FIRMAS Francisco Pomares

OPINIÓN | Tortura en Venezuela | Francisco Pomares

Conocí a Chávez con ocasión de su visita a Canarias, invitado por Román Rodríguez, en un encuentro organizado en Presidencia del Gobierno en Las Palmas. Los que asistimos a esa cita salimos de allí fascinados por la personalidad histriónica y envolvente de Chavez. Y unos meses más tarde, después de algunas gestiones, pude verme con él en Caracas y entrevistarle. Ya entonces la sociedad de Venezuela -un país que he visitado una decena de veces- se encontraba en un proceso de grave bipolarización, y se empezaban a intuir los síntomas de desencanto y rechazo, y la radicalización de posturas e intereses. A pesar de eso, el magnetismo de Chávez seguía manteniendo su asombrosa intensidad. He de confesar que aquel segundo encuentro fue menos agradable que el primero: Chávez mantenía su carisma redentor, pero también me reuní con viejos amigos de siempre, demócratas comprometidos, que habían sufrido la bolivarianización del país, y desarrollado un rechazo hacia el Chavez y el chavismo que rozaba el odio.

Pero me estoy perdiendo en historias de abuelo Cebolleta: lo que debiera ocuparnos ahora no es el carácter fascinante del predecesor de Maduro, un tirano sin conciencia cuyas tácticas represoras desvela con todo lujo de testimonios contrastados el informe del Instituto Casla sobre la tortura y encarcelamiento de millares de venezolanos presentado ayer en el Senado.

Lo que debe preocuparnos es la candidez del socialismo español con las estrategias desestabilizadoras que sigue practicando el gobierno bolivariano. Hace ya cinco años, al inicio de la crisis política española, el embajador venezolano en Madrid, Mario Isea, entregó a los diputados del Partido Socialista Unido de Venezuela un informe, filtrado por ‘El País’, en el que pedía al Gobierno de Caracas que -antes que procurar la normalización de las relaciones con el Ejecutivo español, muy tensas durante el Gobierno de Rajoy– mantuviera la confrontación y movilizara a todos sus contactos internacionales para acallar las protestas por el encarcelamiento del opositor Leopoldo López. El informe fue redactado poco después de que el presidente español pidiera la liberación de López y recibiera a su esposa.

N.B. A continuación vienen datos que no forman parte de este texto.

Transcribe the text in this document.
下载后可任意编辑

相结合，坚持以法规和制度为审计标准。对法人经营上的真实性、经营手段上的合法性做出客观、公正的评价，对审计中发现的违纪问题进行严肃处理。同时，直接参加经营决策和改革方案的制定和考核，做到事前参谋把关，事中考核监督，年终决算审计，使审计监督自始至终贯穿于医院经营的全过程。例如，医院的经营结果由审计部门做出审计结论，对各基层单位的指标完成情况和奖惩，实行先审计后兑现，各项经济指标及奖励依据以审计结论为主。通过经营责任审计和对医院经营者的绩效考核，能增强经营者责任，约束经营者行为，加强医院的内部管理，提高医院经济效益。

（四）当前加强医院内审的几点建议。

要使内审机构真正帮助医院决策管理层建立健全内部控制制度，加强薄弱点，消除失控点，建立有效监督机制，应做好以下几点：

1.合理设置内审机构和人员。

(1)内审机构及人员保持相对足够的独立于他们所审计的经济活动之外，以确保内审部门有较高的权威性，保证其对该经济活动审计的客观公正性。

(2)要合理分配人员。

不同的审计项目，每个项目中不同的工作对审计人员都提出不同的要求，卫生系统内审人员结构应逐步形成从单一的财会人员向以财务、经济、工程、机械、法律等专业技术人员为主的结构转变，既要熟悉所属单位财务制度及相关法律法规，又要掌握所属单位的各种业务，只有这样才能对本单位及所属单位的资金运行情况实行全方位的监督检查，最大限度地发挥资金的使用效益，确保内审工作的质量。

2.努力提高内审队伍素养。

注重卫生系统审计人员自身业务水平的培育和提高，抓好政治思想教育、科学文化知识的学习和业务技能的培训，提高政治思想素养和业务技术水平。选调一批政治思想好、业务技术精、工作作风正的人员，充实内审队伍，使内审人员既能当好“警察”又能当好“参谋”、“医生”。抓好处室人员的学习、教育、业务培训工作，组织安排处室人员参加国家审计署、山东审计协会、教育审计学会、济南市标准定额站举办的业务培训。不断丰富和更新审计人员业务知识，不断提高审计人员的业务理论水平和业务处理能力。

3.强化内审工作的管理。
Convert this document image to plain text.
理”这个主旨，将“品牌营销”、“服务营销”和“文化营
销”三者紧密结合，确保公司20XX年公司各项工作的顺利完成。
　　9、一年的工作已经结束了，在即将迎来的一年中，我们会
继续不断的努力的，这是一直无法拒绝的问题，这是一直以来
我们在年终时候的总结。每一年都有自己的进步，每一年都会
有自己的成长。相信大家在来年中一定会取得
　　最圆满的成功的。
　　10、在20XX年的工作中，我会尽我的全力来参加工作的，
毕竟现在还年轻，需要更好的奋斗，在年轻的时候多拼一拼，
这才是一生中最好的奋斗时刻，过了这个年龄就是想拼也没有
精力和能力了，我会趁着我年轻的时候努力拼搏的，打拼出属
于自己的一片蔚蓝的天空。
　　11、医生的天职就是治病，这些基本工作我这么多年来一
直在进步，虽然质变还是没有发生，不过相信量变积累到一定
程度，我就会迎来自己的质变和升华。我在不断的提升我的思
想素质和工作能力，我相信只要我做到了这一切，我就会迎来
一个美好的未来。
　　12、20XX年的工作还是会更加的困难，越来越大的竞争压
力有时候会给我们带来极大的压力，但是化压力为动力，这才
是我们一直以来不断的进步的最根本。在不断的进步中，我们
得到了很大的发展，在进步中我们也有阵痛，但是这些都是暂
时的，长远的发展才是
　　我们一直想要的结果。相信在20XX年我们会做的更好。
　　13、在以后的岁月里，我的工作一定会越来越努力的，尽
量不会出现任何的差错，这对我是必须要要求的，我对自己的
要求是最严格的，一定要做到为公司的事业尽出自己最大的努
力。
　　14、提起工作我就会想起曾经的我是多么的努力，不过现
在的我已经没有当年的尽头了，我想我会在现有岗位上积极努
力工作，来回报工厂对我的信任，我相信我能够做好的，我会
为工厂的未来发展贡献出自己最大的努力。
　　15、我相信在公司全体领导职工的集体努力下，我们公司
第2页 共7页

Icea describía la situación -desempleo, deuda, pobreza, tensiones territoriales, corrupción- y afirmaba que la agudización de las contradicciones en España favorecía a la izquierda, y si no se producía un «estallido social» era por la tradición de ahorro de las familias y la ausencia de alternativa política. Subrayaba Icea que éste último factor se había debilitado por la irrupción de Podemos y especulaba sobre lo que representaría para Venezuela y para sus socios de la Alianza Bolivariana para los Pueblos de América (esa ALBA cuyo banco financió suculentamente al profesor Monedero) la llegada de Podemos al Palacio de la Moncloa. «España servirá de plataforma de difusión para toda Europa, de los logros del modelo venezolano» y se lograría «neutralizar la campaña» por la liberación de los opositores presos en las cárceles militares venezolanas, incluyendo a quienes se apartaron del bolivarianismo tras su deriva totalitaria.

Porque hay un chavismo de antes y un chavismo de después de hacerse con el poder. El de antes despertó las simpatías de miles de personas de todo el mundo y el de después nos trajo el actual estado represor de Maduro, un estado que ya no es más que la suma de una superestructura autoritaria, una dirigencia engolfada, una nación bicéfala y una sociedad rota y sin posibilidad de recuperar su cohesión interna.

Kafka escribió «cuando pasa el torrente de la revolución, lo que deja detrás es apenas el lodo de una nueva casta». Le falto añadir a esos centenares de opositores presos, encarcelados y torturados, de esas mujeres violadas, que hoy claman por justicia, mientras el gobierno español coquetea con un régimen asesino.